Heart surgery industry
The heart surgery industry in America is booming because the lack of nutrition causes burrs or corrugation, so to speak, inside the arteries. Does it also cause burrs or corrugation inside the veins? I’m told that cholesterol (fat) adheres to the walls of arteries. So why is it that the same cholesterol that flows through arteries and supposedly sticks to the walls of arteries also flows through veins and never sticks to their walls? Several Medical Doctors could not answer my question. We have the heart and cardiovascular statistics in America from 1995, and I’m sure, twelve years later, they are even more staggering now.
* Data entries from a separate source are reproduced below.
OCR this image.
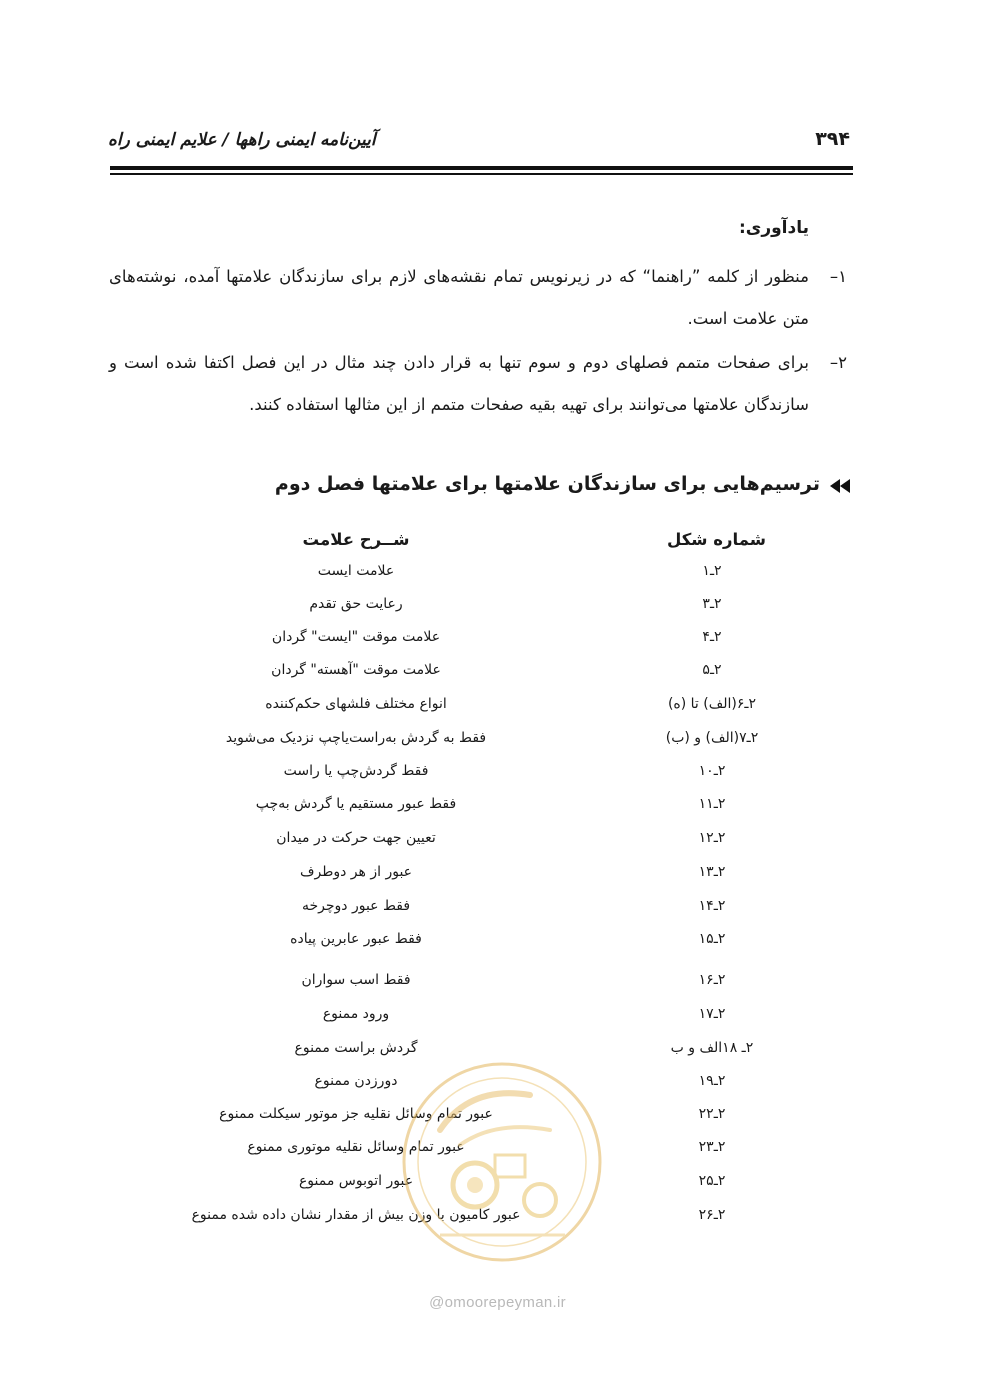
۳۹۴
آیین‌نامه ایمنی راهها / علایم ایمنی راه
یادآوری:
۱–
منظور از کلمه ”راهنما“ که در زیرنویس تمام نقشه‌های لازم برای سازندگان علامتها آمده، نوشته‌های متن علامت است.
۲–
برای صفحات متمم فصلهای دوم و سوم تنها به قرار دادن چند مثال در این فصل اکتفا شده است و سازندگان علامتها می‌توانند برای تهیه بقیه صفحات متمم از این مثالها استفاده کنند.
ترسیم‌هایی برای سازندگان علامتها برای علامتها فصل دوم
شماره شکل
شــرح علامت
۲ـ۱
علامت ایست
۲ـ۳
رعایت حق تقدم
۲ـ۴
علامت موقت "ایست" گردان
۲ـ۵
علامت موقت "آهسته" گردان
۲ـ۶(الف) تا (ه)
انواع مختلف فلشهای حکم‌کننده
۲ـ۷(الف) و (ب)
فقط به گردش به‌راست‌یاچپ نزدیک می‌شوید
۲ـ۱۰
فقط گردش‌چپ یا راست
۲ـ۱۱
فقط عبور مستقیم یا گردش به‌چپ
۲ـ۱۲
تعیین جهت حرکت در میدان
۲ـ۱۳
عبور از هر دوطرف
۲ـ۱۴
فقط عبور دوچرخه
۲ـ۱۵
فقط عبور عابرین پیاده
۲ـ۱۶
فقط اسب سواران
۲ـ۱۷
ورود ممنوع
۲ـ ۱۸الف و ب
گردش براست ممنوع
۲ـ۱۹
دورزدن ممنوع
۲ـ۲۲
عبور تمام وسائل نقلیه جز موتور سیکلت ممنوع
۲ـ۲۳
عبور تمام وسائل نقلیه موتوری ممنوع
۲ـ۲۵
عبور اتوبوس ممنوع
۲ـ۲۶
عبور کامیون با وزن بیش از مقدار نشان داده شده ممنوع
@omoorepeyman.ir
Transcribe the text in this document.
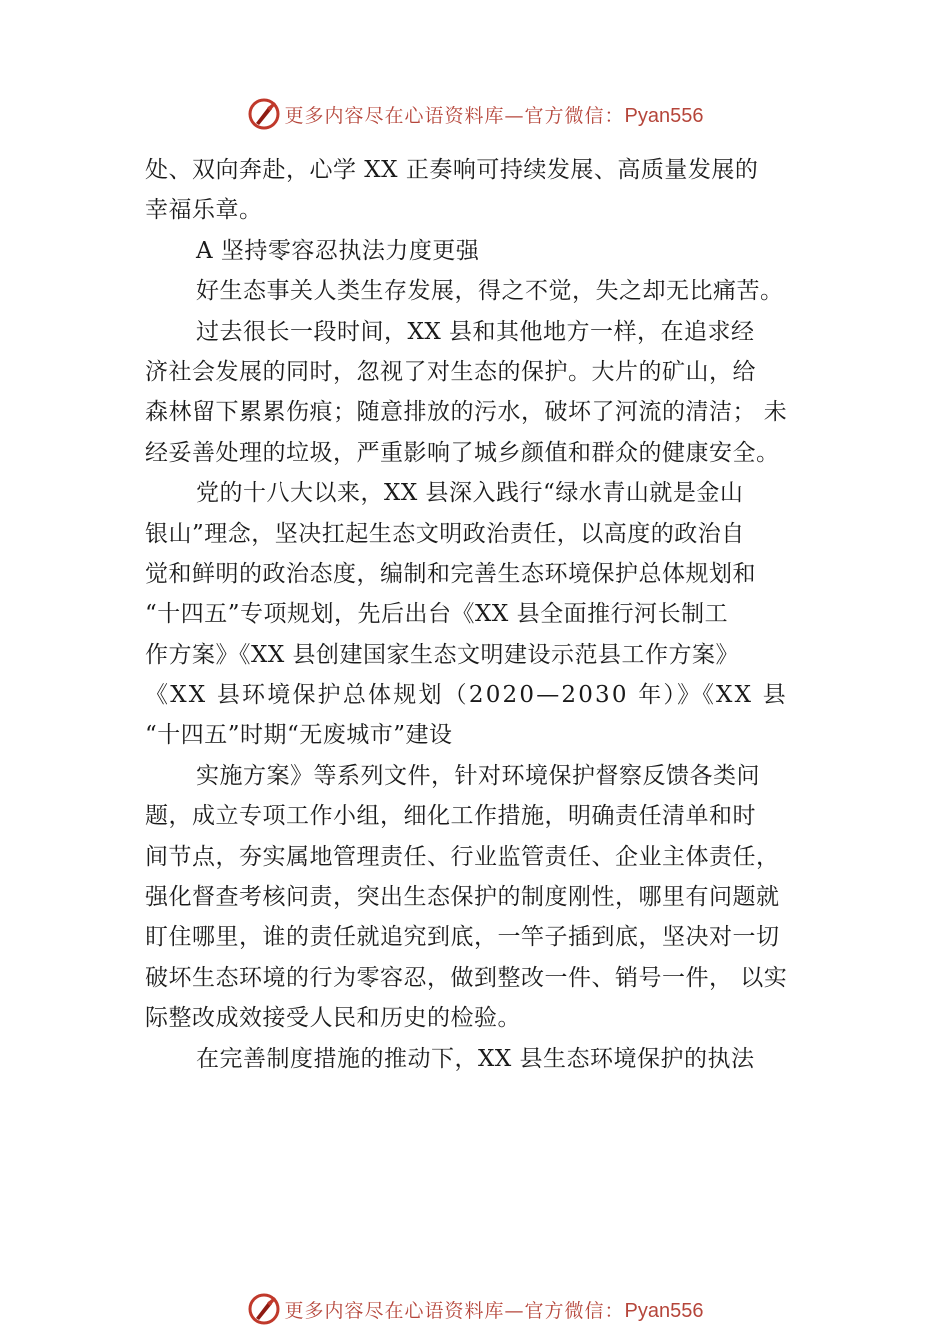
更多内容尽在心语资料库—官方微信：Pyan556
处、双向奔赴，心学 XX 正奏响可持续发展、高质量发展的
幸福乐章。
A 坚持零容忍执法力度更强
好生态事关人类生存发展，得之不觉，失之却无比痛苦。
过去很长一段时间，XX 县和其他地方一样，在追求经
济社会发展的同时，忽视了对生态的保护。大片的矿山，给
森林留下累累伤痕；随意排放的污水，破坏了河流的清洁； 未
经妥善处理的垃圾，严重影响了城乡颜值和群众的健康安全。
党的十八大以来，XX 县深入践行“绿水青山就是金山
银山”理念，坚决扛起生态文明政治责任，以高度的政治自
觉和鲜明的政治态度，编制和完善生态环境保护总体规划和
“十四五”专项规划，先后出台《XX 县全面推行河长制工
作方案》《XX 县创建国家生态文明建设示范县工作方案》
《XX 县环境保护总体规划（2020—2030 年）》《XX 县
“十四五”时期“无废城市”建设
实施方案》等系列文件，针对环境保护督察反馈各类问
题，成立专项工作小组，细化工作措施，明确责任清单和时
间节点，夯实属地管理责任、行业监管责任、企业主体责任，
强化督查考核问责，突出生态保护的制度刚性，哪里有问题就
盯住哪里，谁的责任就追究到底，一竿子插到底，坚决对一切
破坏生态环境的行为零容忍，做到整改一件、销号一件， 以实
际整改成效接受人民和历史的检验。
在完善制度措施的推动下，XX 县生态环境保护的执法
更多内容尽在心语资料库—官方微信：Pyan556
According to the statistics of the American Heart Association, in 1995, 1,460,000 angiograms (the diagnostic procedure that starts the ball rolling) were performed at an average cost of $10,880 per procedure. This resulted in 573,000 bypass surgeries at $44,820 per surgery and 419,000 angioplasties (the balloon procedure for opening up arteries) at $20,370 each. The total bill for these procedures was over $50 billion that year. Now, if you have trouble grasping the magnitude of $50 billion a year, try $137 million per day or $5,700,000 per hour, or $95,000 every minute. This is a staggering figure, and I’m told these costs have more than doubled since 1995.
According to Julian Whitaker, a medical doctor, other than their costs, the only thing known about these procedures is that they do kill people. Roughly one in 25 patients having bypass, and about one in 65 patients undergoing angioplasty die from the procedure.